In Europe and America, old infrastructures are constantly becoming rundown, requiring replacement and repair. This depreciation results in billions of dollars being spent on maintaining and upgrading this infrastructure.
In fact, both developing and developed nations will need to revamp or extend their infrastructures; and as you might have guessed, this is going to cost lots of cash. Nowhere in the world (not even America) can the public sector fund this single-handedly.
It requires investors, and lots of them. What makes this so appealing to investors is the fact that remunerations are calculable and relatively independent of short term market trends.
A technology consulting firm, Booz Allen Hamilton, predicted that the cost of extending, building, or refurbishing water facilities, power, and roadways (including other infrastructural provisions) will cost around $40 billion on an international basis from 2007 to 2032.
Let us take a closer look at the nature of infrastructure assets.
At this point, we all agree that infrastructure assets have long lives and high development costs. This means that they’re generally financed and managed on a long term basis.
Earlier, infrastructure companies were managed and financed by governments. However, as of late, this role has declined and there is more private funding and privatization. This transformation has opened up the investment field for private investors.
In the past, infrastructure alluded to sewer systems and other fragments of a nation’s basic framework. Nowadays, however, all manner of transport routes & carriers, power stations, and pipelines form part of the global and national infrastructure.
Therefore, investment funds specializing in this area hold stocks covering a vast array of sectors and industries. As a result, these opportunities are enticing to investors and are, typically, low-risk investments for your money. Institutional investors are also investing their hard-earned cash in these areas.
What will it take to include infrastructure funds in your portfolio?
Given the universal promising outlook of infrastructure funds in the next couple of years, it seems only sensible to contemplate on investing a certain portion of your investment funds in this booming sector.
Depending on your risk preference, the structure of your trading portfolio, and personal attitude toward infrastructure assets, investing 5 to 10 percent of your total funds in infrastructure makes sense.
As specified above, the risk scenario for infrastructure funds is somewhat diverse, but the good news is, there is something for all tastes; and generally, the sector remains an investment opportunity with very high potential.
That said, lots of research is required before investing in infrastructure funds. If you have a good understanding of this industry and your risk tolerance, go at it.
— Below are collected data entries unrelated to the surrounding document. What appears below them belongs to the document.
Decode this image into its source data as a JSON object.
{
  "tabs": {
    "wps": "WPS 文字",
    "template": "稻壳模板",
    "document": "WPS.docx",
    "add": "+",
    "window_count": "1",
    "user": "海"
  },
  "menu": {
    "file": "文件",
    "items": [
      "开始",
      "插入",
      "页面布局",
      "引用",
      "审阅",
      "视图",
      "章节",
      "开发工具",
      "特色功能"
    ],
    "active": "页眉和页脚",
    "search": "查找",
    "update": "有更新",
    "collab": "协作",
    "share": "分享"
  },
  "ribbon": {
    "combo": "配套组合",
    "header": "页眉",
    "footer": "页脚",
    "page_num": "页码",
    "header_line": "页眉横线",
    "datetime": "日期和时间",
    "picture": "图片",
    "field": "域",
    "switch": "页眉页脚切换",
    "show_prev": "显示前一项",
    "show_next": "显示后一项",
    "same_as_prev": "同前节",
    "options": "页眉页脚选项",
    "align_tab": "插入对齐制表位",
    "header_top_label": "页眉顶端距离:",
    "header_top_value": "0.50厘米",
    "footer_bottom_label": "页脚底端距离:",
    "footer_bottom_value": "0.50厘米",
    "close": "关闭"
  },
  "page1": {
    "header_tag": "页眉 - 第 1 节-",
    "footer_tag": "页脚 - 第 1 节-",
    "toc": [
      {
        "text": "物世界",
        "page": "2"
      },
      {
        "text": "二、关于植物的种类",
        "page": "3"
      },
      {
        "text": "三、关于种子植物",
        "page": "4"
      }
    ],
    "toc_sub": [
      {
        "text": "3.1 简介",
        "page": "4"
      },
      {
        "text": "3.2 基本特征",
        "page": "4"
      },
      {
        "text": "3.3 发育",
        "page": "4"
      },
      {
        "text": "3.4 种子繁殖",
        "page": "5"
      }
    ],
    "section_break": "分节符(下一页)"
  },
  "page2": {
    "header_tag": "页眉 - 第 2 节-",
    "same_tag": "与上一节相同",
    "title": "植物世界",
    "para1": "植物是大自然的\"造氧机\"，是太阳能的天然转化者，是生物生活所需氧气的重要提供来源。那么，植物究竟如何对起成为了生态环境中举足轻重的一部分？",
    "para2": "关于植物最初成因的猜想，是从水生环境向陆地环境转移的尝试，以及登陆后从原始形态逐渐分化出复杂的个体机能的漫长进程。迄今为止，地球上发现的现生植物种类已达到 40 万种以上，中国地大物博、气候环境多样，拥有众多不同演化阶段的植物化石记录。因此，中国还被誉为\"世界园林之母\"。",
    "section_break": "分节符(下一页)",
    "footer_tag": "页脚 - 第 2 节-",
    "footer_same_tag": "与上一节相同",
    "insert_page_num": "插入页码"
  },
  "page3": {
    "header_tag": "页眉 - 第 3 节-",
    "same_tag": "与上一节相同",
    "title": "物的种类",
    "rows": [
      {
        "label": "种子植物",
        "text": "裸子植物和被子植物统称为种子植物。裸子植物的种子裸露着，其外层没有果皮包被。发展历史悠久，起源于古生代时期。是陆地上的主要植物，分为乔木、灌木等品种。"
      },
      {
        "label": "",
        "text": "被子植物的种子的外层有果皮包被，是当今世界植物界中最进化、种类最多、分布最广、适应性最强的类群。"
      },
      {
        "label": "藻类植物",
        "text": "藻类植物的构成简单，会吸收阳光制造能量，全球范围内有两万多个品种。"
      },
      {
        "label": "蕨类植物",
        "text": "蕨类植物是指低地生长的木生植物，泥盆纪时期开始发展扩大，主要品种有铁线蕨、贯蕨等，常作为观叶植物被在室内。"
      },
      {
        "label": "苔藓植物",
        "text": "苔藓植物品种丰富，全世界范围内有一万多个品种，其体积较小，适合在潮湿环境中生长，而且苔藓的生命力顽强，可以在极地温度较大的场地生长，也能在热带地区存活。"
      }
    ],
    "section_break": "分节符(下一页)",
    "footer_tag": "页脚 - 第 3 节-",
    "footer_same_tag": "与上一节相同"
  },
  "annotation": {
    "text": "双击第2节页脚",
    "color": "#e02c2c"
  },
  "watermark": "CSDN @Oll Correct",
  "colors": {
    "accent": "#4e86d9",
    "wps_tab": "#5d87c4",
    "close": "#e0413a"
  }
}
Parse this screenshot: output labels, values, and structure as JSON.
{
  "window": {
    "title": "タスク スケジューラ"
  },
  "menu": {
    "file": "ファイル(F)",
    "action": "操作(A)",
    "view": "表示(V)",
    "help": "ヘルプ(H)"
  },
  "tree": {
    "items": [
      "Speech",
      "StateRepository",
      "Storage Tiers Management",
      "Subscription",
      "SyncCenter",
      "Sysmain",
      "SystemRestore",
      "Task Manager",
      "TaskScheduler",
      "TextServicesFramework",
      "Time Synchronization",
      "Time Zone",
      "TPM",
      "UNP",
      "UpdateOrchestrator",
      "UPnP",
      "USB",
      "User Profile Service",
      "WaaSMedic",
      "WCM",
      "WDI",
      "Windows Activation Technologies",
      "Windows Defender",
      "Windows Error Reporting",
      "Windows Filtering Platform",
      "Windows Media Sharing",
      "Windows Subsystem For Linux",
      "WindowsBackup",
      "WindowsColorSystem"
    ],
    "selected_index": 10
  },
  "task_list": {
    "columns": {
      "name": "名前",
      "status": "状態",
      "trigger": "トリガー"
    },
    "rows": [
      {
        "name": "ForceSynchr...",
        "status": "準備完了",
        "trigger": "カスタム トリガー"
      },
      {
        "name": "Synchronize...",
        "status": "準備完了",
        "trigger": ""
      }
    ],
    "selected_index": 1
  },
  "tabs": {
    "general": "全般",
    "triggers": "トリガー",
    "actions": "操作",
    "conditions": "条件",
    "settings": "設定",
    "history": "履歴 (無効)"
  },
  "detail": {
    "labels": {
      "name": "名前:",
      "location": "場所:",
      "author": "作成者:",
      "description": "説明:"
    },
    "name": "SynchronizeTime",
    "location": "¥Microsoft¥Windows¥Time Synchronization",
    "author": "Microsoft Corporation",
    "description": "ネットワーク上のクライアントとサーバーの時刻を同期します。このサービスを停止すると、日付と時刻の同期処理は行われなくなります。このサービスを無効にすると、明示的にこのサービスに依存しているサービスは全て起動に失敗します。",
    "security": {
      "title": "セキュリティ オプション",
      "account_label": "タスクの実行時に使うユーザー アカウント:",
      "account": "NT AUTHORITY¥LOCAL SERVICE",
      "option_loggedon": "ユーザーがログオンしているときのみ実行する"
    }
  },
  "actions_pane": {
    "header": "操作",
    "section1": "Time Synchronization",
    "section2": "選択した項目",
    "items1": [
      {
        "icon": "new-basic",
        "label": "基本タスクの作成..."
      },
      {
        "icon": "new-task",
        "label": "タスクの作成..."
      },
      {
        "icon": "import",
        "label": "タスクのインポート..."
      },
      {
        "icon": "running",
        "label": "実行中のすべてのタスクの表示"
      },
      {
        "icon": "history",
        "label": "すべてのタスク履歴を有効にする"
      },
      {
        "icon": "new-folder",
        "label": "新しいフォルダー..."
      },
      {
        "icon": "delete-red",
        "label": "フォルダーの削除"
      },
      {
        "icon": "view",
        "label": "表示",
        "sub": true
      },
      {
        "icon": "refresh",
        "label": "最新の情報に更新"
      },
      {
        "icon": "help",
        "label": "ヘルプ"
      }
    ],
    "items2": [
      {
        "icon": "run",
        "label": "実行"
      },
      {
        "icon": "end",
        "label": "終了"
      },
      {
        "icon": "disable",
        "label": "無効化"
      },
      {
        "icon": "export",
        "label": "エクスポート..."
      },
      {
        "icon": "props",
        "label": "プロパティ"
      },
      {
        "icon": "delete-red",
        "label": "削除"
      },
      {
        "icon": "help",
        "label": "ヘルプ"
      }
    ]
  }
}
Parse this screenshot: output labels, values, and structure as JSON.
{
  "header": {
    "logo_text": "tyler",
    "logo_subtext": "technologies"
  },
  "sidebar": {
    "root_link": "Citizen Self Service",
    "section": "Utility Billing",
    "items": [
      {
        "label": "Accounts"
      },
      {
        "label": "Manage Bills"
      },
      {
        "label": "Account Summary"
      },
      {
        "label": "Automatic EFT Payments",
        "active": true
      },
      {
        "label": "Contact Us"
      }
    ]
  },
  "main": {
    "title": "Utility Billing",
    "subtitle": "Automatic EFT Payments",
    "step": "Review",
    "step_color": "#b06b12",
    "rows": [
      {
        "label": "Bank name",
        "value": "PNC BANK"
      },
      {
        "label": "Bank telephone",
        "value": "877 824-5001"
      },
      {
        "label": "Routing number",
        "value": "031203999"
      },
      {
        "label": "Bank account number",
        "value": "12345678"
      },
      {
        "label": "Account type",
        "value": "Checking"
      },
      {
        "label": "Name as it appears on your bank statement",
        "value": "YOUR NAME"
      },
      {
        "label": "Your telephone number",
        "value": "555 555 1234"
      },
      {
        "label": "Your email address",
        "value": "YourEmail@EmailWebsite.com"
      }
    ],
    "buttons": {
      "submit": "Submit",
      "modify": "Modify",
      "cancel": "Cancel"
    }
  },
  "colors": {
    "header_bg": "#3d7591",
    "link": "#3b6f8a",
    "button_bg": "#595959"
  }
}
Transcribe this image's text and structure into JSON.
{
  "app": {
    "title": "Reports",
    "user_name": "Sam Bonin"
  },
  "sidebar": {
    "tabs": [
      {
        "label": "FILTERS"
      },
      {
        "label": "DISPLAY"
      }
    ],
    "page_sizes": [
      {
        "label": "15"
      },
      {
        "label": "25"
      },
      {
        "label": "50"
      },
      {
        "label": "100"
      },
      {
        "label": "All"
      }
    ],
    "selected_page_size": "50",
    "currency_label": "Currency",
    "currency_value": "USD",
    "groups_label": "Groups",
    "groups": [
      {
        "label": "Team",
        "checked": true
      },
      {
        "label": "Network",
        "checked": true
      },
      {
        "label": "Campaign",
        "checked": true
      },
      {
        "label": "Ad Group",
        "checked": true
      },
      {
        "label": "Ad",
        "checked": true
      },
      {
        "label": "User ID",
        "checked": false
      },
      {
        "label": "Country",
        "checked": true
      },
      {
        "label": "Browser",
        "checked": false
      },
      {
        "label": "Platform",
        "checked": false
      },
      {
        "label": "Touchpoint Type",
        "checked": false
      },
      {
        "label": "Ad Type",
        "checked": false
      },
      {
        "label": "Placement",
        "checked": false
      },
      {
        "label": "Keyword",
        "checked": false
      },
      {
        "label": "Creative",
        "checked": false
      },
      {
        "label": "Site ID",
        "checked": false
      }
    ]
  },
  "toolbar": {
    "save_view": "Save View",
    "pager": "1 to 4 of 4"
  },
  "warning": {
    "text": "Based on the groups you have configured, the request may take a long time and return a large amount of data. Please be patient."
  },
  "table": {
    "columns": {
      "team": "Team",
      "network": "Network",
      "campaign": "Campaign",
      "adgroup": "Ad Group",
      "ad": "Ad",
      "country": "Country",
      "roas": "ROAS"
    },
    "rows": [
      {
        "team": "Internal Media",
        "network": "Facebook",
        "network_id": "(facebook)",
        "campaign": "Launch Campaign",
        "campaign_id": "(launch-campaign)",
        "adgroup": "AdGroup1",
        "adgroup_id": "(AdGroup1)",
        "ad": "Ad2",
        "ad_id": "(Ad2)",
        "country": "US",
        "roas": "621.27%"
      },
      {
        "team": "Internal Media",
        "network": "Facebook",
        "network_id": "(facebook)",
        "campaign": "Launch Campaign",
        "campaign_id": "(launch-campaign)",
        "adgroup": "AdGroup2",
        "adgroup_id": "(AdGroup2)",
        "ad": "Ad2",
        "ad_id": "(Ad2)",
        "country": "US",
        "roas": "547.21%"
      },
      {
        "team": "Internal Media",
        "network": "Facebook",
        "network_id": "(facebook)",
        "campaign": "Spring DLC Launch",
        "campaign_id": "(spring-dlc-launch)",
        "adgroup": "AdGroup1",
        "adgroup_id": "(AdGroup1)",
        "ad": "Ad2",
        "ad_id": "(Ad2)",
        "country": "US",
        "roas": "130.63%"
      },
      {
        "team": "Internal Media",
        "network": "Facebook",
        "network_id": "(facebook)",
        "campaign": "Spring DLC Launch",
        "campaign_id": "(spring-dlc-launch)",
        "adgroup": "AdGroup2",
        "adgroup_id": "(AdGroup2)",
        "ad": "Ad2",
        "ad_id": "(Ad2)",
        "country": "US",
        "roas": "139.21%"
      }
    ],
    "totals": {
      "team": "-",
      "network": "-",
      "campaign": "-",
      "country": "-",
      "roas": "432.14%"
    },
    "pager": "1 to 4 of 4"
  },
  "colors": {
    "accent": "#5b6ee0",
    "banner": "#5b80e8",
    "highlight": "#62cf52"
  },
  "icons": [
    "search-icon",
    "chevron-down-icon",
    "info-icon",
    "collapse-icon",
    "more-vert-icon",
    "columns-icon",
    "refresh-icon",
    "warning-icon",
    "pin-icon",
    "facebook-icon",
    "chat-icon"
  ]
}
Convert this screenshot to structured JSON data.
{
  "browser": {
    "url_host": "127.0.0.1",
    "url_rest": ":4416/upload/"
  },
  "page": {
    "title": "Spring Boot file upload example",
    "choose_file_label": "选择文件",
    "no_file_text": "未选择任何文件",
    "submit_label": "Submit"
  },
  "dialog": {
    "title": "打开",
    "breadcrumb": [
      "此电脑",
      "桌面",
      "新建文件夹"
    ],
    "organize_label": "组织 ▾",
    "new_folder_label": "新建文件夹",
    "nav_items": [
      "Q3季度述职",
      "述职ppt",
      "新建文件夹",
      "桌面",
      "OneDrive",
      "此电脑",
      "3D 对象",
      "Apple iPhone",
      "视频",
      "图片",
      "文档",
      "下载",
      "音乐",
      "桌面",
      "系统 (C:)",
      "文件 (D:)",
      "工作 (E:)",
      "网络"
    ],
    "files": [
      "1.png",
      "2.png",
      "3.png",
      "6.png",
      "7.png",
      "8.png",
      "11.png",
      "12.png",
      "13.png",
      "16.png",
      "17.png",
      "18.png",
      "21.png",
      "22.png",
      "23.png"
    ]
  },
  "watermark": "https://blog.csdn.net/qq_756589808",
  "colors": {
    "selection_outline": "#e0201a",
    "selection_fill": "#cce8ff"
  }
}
If you do not fully comprehend those two facets, I suggest you do some research, ask yourself what the best investment for you is, and seriously consider risking your hard-earned cash.
This type of investment will not only help build your personal wealth, it could very well build a better world for tomorrow.
Infrastructure provides a solid area for investment opportunities, whether through mutual fund stocks, individual stocks, or ETFs (assuming you know what an ETF is), diversifying any financial portfolio you may have in ways that could only prove to your benefit. As nations’ water facilities, power facilities, bridges, and roads depreciate, the need to upgrade and repair them emerges. A similar need for infrastructure occurs in developing nations as they build facilities and roads because they need to increase industrial development. Since this work is imperative in maintaining economic momentum in every nation, it is always a wise move to invest in infrastructure funds.